Déjà, superbe maquette, conçue par Patrick Carde, dans l’esprit revendicatif et rebelle de son groupe. Les photos sont positivement terribles, de vrais looks de rockers charismatiques. De multiples tracts et affiches ainsi que les pochettes de disques sont reproduits.

L’auteur, Daniel Paris-Clavel (rédacteur-concepteur du fanzine “ChériBibi”), ne fait pas partie de ND. Ce titi banlieusard du Val-de-Marne a découvert ND au moment où le groupe se séparait, donc en 1989. Hors de question pour lui de s’approprier une histoire qu’il n’a pas vécue lui-même en direct.

Aussi a-t-il recoupé et classé par ordre chronologique les phrases prononcées par tous les interviewés. Des années 1970 à aujourd’hui, de l’enfance des frères Carde et leurs copains à leurs métiers respectifs en 2015.

Daniel Paris-Clavel a effectué un fastidieux travail de retranscriptions (seize heures d’entretiens entre 2010 et 2012).
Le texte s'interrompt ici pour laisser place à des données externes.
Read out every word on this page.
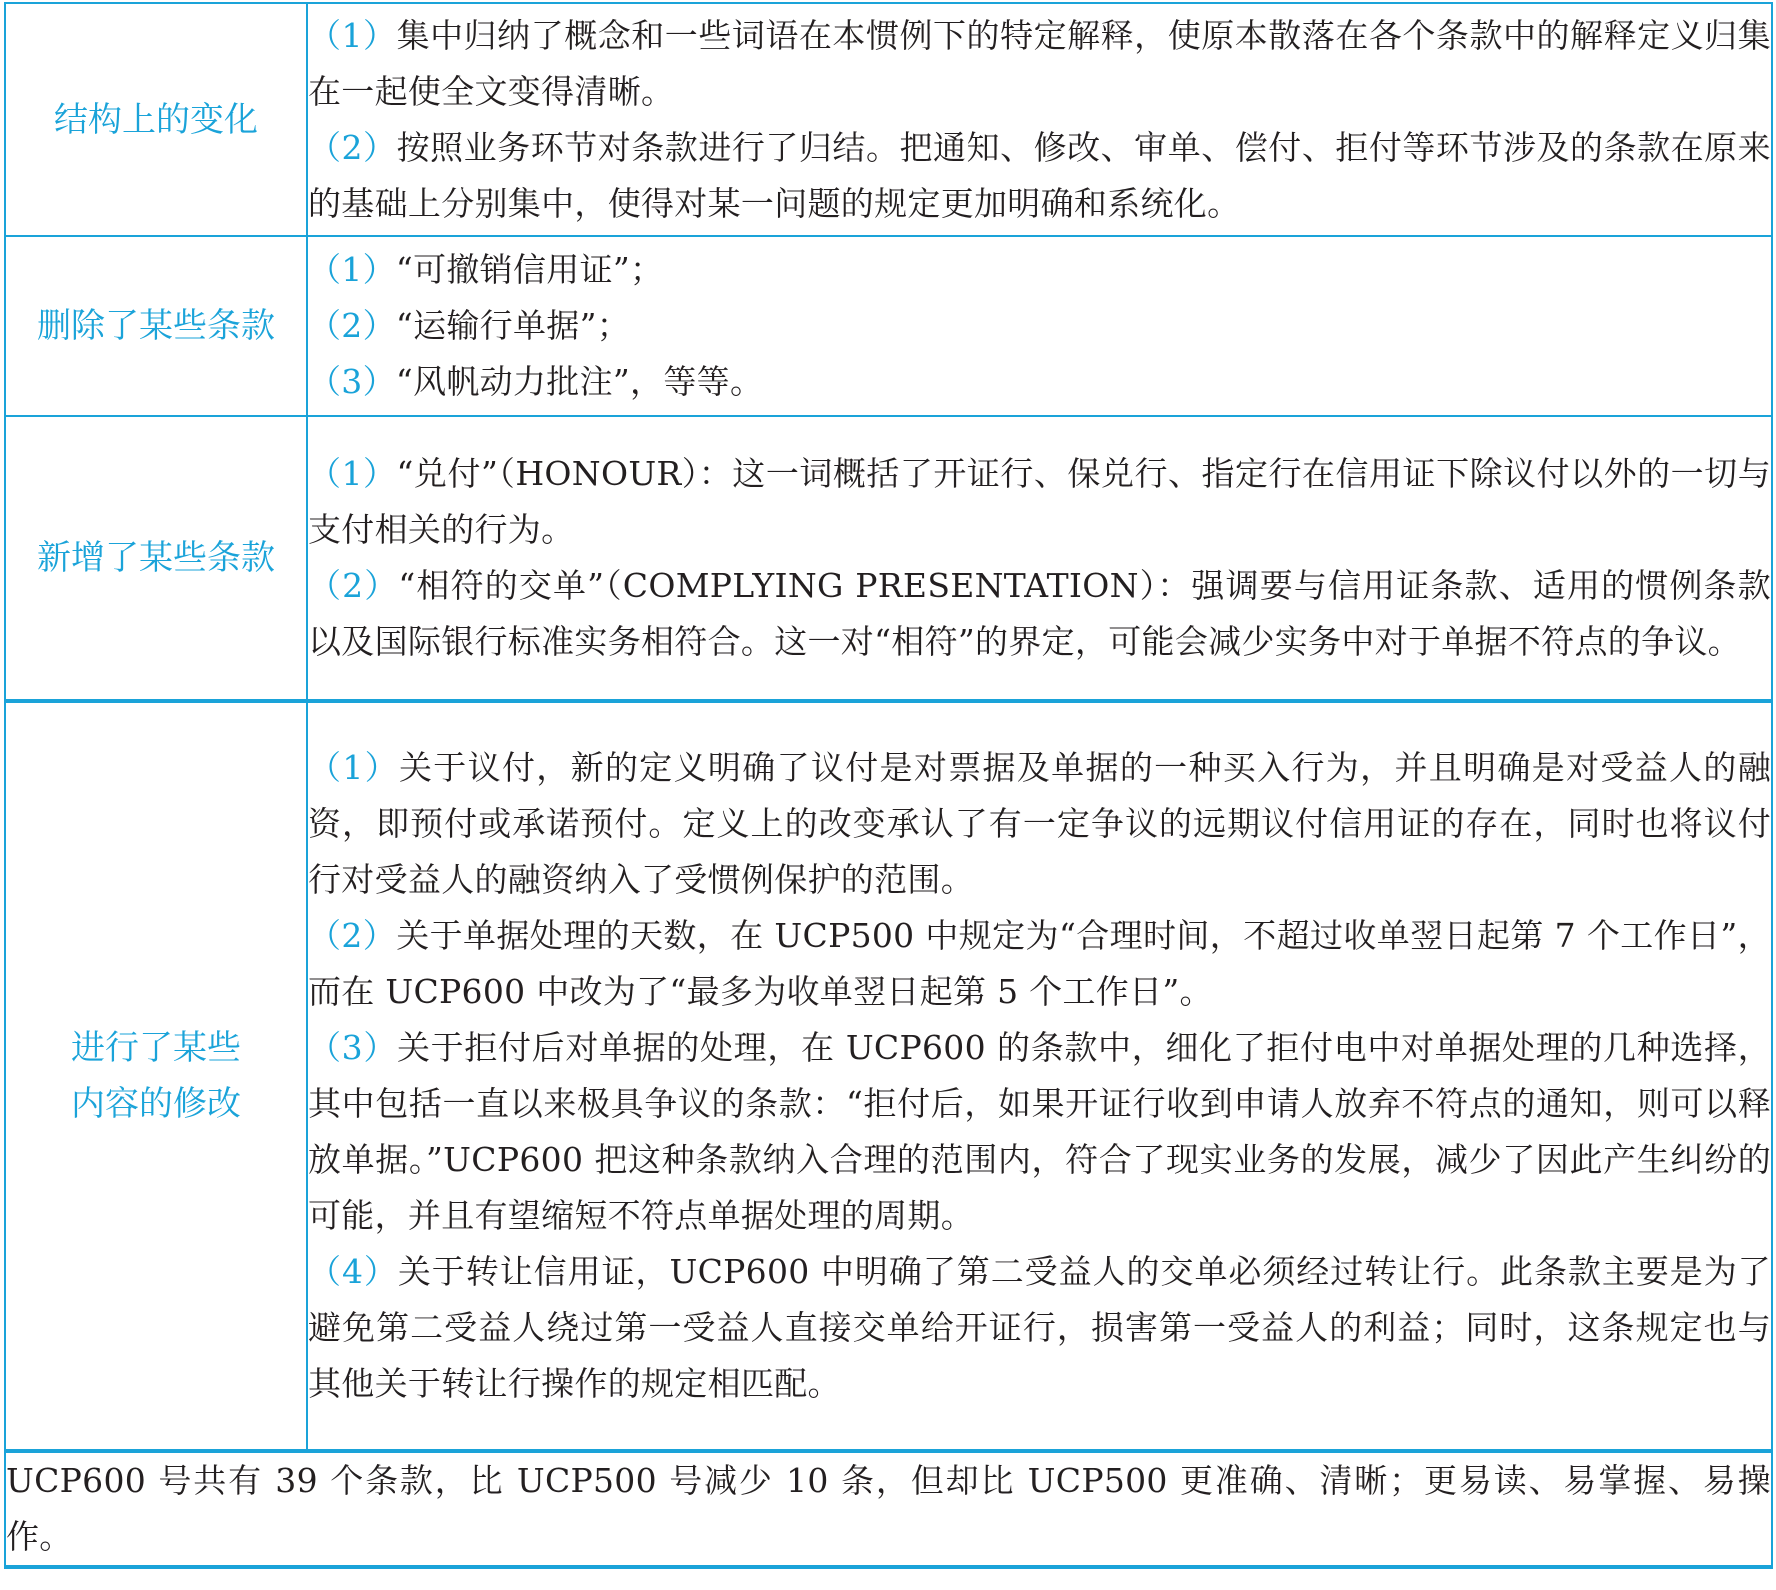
结构上的变化	（1）集中归纳了概念和一些词语在本惯例下的特定解释，使原本散落在各个条款中的解释定义归集在一起使全文变得清晰。
（2）按照业务环节对条款进行了归结。把通知、修改、审单、偿付、拒付等环节涉及的条款在原来的基础上分别集中，使得对某一问题的规定更加明确和系统化。

删除了某些条款	（1）“可撤销信用证”；
（2）“运输行单据”；
（3）“风帆动力批注”，等等。

新增了某些条款	（1）“兑付”（HONOUR）：这一词概括了开证行、保兑行、指定行在信用证下除议付以外的一切与支付相关的行为。
（2）“相符的交单”（COMPLYING PRESENTATION）：强调要与信用证条款、适用的惯例条款以及国际银行标准实务相符合。这一对“相符”的界定，可能会减少实务中对于单据不符点的争议。

进行了某些
内容的修改	（1）关于议付，新的定义明确了议付是对票据及单据的一种买入行为，并且明确是对受益人的融资，即预付或承诺预付。定义上的改变承认了有一定争议的远期议付信用证的存在，同时也将议付行对受益人的融资纳入了受惯例保护的范围。
（2）关于单据处理的天数，在 UCP500 中规定为“合理时间，不超过收单翌日起第 7 个工作日”，而在 UCP600 中改为了“最多为收单翌日起第 5 个工作日”。
（3）关于拒付后对单据的处理，在 UCP600 的条款中，细化了拒付电中对单据处理的几种选择，其中包括一直以来极具争议的条款：“拒付后，如果开证行收到申请人放弃不符点的通知，则可以释放单据。”UCP600 把这种条款纳入合理的范围内，符合了现实业务的发展，减少了因此产生纠纷的可能，并且有望缩短不符点单据处理的周期。
（4）关于转让信用证，UCP600 中明确了第二受益人的交单必须经过转让行。此条款主要是为了避免第二受益人绕过第一受益人直接交单给开证行，损害第一受益人的利益；同时，这条规定也与其他关于转让行操作的规定相匹配。

UCP600 号共有 39 个条款，比 UCP500 号减少 10 条，但却比 UCP500 更准确、清晰；更易读、易掌握、易操作。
On peut donc lire les interventions parlées de tous les Nuclear Device, de leurs compagnes de l’époque, des membres de leurs familles et des amis proches (Loïc qui les accompagnait en tournée, Étienne Sauvage).

Interviennent aussi : Marsu (du label Bondage, manager de Bérurier Noir), leur réalisateur discographique Jean-Yves Prieur alias Kid Bravo (futur Kid Loco), Dom (du service d’ordre de Bérurier Noir), etc.

Paris-Clavel retranscrit telles quelles, sans enjoliver ni dénaturer, les phrases prononcées par tous les interviewés. Cela donne un côté archi vivant, naturel. Comme si tout ce qui est décrit par les protagonistes était vécu au moment où ils en parlent.

Du début à la fin, pas de langue de bois dans cet ouvrage. Les membres du groupe ne se font pas de cadeaux vis-à-vis d’eux-mêmes et de leurs chansons. Ils autodénigrent presque trop leurs disques, notamment Pascal, trouvant ceux-ci trop froids, mal produits, etc. Marsu pense de même, avec des arguments différents.

Avis (contraire) en tant qu’auditeur de ces chansons depuis 1990 (2) et trop jeune pour avoir pu voir le groupe sur scène : ces versions studio sont excellentes. Elles sont dotées d’un super son, avec une production système D excitante.

“Pretoria”, “Servitude nationale”, “Deprisa (vivre vite)”, “Lettres de fusillés”, “Je suis un évadé”, “Ouvéa”, “Quartiers noirs”, “N°5446”, “Frontière”, “El Gran Corrido”, leur reprise de “Partisans” : leurs chansons parlent directement au cœur et font battre ce dernier.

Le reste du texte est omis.